Afghan President Hamid Karzai "initially responded to the Koran burnings with outrage," according to the Washington Post, but after his citizens started exploding people because of the incident, he backed off and asked for peace. What a fella.

Blame thus far has been leveled mainly at errors made by commanders at the base, but amid all this mess was one paragraph in a long story from the Post last week:
A senior U.S. military official, who asked to remain anonymous, said Tuesday that the Korans were removed from the prison library because they had radical or anti-Western messages scrawled in them.
The idea that the Qur'ans were being used to pass illegal messages inside the prison has been largely lost amid all the rioting and setting of fires and Republican outrage over President Obama's apology, but West isn't letting it go.

"When tolerance becomes a one-way street it leads to cultural suicide," West wrote on Facebook earlier today. "This time it immediately led to the deaths of two American Warriors... America is awaiting the apology from President Hamid Karzai."

He, like several of the Republican presidential contenders, criticized Obama's response.

"If we had resolute leadership in the White House, we would have explained that these Islamic terrorist enemy combatants detained at the Parwan facility used the Koran to write jihadist messages to pass to others," he wrote. "In doing so, they violated their own cultural practice and defiled the Koran and turned the Koran into contraband."

(In a second post today, he tried to connect the bombings to the U.S.-mandated contraception controversy, but that's a whole different story. Suffice it to say it's not the first time he's been off-base on the issue.)

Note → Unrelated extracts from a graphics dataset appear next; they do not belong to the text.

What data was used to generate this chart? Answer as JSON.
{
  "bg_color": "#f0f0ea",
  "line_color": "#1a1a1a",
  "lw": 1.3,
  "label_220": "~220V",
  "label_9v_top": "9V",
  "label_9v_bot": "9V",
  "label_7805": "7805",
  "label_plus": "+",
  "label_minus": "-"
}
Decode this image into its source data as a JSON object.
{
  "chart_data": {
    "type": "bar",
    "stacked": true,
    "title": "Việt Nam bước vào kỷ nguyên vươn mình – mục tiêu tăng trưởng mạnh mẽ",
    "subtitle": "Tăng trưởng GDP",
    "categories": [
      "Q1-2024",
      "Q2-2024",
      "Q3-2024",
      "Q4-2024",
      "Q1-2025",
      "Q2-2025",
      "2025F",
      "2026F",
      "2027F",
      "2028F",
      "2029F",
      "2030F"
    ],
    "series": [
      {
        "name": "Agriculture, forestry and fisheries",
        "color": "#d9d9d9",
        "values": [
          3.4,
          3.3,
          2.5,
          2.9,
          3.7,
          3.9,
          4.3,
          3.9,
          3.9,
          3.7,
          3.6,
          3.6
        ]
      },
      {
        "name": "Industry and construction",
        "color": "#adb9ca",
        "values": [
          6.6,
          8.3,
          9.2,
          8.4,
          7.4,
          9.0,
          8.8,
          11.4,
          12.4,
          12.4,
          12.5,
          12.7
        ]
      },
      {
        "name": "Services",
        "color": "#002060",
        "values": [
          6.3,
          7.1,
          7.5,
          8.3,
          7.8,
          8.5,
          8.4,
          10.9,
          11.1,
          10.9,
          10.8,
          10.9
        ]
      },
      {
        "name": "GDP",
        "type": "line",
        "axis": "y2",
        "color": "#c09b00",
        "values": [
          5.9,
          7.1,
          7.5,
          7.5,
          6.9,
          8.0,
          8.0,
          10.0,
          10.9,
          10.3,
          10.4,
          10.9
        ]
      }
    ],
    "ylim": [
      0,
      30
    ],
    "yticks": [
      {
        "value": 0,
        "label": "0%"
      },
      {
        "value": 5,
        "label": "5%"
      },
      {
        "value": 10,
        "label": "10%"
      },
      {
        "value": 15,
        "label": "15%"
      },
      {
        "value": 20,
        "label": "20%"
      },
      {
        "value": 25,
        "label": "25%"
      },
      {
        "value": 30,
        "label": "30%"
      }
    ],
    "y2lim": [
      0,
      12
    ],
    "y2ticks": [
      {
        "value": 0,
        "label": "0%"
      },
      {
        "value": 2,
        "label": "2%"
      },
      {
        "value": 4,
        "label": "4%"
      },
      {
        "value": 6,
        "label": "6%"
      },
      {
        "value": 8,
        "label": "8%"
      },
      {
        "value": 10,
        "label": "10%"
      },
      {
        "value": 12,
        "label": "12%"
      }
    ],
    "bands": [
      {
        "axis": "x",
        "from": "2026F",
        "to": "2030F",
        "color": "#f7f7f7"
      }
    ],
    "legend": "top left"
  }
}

Still, is it unreasonable to be aggravated by the Obama administration's response to the Qur'an outrage? At the risk of sounding culturally insensitive, it seems at this point that the debate has devolved into "you burned a book, so we're going to burn everything," and then Obama apologized for the book thing as American servicemen were killed over it.

We rang the Pentagon to see what the deal was with properly disposing of Qur'ans and if anything had been confirmed about the books being used to pass secret messages. Commander Bill Speaks wrote in an email that "the investigation into that incident is still underway. I can tell you that, regardless of the reason they were removed from the detainee library, ISAF's procedure for disposing of these texts requires involvement of the proper Islamic religious authorities."

So, nothing yet. But the issue right now looks to be that the Qur'ans were accidentally burned and were potentially being used to illegally pass messages among prisoners -- which certainly changes the tone of the debate. And, for once, West might be on the side of reason.